Базилио молча встал, подхватил мешок и отправился в сортир – отлить и передохнуть от галдежа и непотребства.
В сортире он обнаружил Попандопулоса и гуся. Гусь выглядел довольным, у козла были масляные глаза. Кот понял, что Септимий не только профессионал задних дел, но и их же любитель, а проще говоря – жопник. К мужеложцам Баз, как христианин, относился крайне отрицательно, хотя и был вынужден мириться с их существованием. Присвистнув сквозь зубы, он задрал повыше хвост и помочился в напольный лоток для крупных существ, подпустив в струю секрет из прианальных желез – что называется, пометил территорию. Амбре поднялось такое, что порочная парочка спешно покинула помещение, не завершив начатого. Кот проследил за ними через стенку и увидел, что любовники скрылись в биллиардной.

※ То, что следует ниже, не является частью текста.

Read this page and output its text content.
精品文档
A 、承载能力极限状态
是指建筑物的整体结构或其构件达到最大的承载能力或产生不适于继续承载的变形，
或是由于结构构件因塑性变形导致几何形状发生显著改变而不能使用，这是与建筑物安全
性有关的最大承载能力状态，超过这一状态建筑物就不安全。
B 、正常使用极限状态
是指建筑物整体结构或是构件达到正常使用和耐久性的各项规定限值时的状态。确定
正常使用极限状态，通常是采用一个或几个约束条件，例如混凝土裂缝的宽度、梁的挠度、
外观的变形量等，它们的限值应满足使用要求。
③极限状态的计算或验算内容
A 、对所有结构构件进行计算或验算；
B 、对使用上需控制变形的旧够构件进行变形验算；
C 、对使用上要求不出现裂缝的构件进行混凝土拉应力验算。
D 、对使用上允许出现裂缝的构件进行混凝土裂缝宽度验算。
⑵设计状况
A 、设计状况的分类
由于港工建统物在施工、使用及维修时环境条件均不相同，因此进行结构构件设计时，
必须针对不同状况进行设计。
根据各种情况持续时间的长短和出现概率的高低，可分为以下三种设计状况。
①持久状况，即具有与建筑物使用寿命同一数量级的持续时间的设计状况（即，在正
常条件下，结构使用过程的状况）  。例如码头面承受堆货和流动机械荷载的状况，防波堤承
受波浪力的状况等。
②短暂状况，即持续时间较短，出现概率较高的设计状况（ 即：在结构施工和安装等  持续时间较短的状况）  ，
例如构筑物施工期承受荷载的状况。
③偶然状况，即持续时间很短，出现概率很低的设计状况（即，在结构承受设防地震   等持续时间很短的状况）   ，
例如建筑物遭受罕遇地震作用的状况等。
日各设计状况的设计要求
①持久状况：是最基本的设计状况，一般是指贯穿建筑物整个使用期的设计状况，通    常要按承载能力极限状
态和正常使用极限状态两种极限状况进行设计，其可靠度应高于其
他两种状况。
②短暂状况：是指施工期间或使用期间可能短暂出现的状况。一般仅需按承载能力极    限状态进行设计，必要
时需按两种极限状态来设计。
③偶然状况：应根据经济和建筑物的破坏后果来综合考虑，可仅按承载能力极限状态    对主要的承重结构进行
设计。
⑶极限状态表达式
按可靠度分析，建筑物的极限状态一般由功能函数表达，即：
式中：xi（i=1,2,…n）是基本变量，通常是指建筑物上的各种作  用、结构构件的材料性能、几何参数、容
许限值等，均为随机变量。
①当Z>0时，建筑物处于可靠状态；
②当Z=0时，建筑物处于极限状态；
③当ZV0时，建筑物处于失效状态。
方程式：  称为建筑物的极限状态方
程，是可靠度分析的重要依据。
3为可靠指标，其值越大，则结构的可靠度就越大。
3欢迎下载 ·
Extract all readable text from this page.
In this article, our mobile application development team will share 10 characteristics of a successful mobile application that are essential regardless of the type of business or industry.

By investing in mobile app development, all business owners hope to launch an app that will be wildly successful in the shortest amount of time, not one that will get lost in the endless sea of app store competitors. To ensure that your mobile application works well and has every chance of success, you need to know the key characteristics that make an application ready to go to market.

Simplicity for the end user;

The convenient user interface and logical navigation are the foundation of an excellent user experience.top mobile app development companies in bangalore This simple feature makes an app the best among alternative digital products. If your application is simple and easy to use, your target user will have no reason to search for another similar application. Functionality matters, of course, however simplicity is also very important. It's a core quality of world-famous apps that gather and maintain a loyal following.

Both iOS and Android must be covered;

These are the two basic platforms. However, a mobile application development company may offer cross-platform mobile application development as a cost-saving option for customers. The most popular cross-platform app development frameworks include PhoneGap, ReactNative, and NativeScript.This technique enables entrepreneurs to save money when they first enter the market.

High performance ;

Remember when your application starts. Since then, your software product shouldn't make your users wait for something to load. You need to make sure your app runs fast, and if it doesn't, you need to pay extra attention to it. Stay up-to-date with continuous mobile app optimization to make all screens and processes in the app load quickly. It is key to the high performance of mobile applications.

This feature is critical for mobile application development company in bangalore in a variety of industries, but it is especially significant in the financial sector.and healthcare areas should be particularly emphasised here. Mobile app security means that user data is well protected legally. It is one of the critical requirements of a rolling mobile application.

Добравшись в своих воспоминаниях до этого момента, Базилио попытался припомнить, зачем он, собственно, это сделал. Кот отлично знал, что его метящий секрет практически невыводим и что он, по сути, испортил помещение, причём надолго. С другой стороны, гусь и козёл не сделали ему ничего плохого, даже наоборот. Базилио полагал, что никогда не следует причинять лишнего зла, вредить без выгоды или необходимости – эта доктрина соответствовала и Святой Библии, и жизненному опыту. Наконец, нанесённый самим жопникам вред был невелик: так себе, мелкая шкода, даже не помешавшая извращенцам завершить начатое. Как ни крути, а подобное поведение свидетельствовало о потере самоконтроля. Возможно, решил он, виной тому была кристалловка, чистая только на вкус… Но, так или иначе, в общий зал он вернулся уже на взводе.
То, что он там увидел, умиротворённости ему не прибавило.
В зале стояла полная тишина. Все сидели ровно, не дыша, уткнув морды кто куда – кто в стол, кто в соседа. Петух, с обвисшим бледным гребнем и дрожащими ногами, сидел враскорячку посреди зала, держа в руках балалайку. С треснувшей деки свисала, подрагивая завитком, оборванная струна – длинная, блестящая. Рядом с петухом валялась мёртвая свинка, из окровавленного рыла торчал обломок флейты, забитой в горло.
А вокруг – и в зале, и у двери, и возле биллиардной – стояли шерстяные.
Их было не меньше десятка, все одинаковые, в новеньком нахнаховском камуфле. У старшего была кривая сабля, у прочих – какие-то железки. У одного в ноздре болталась бронзовая серьга.
Обезьяны были некрупные и выглядели не страшно. Но в зале висела кислая вонь смертного ужаса.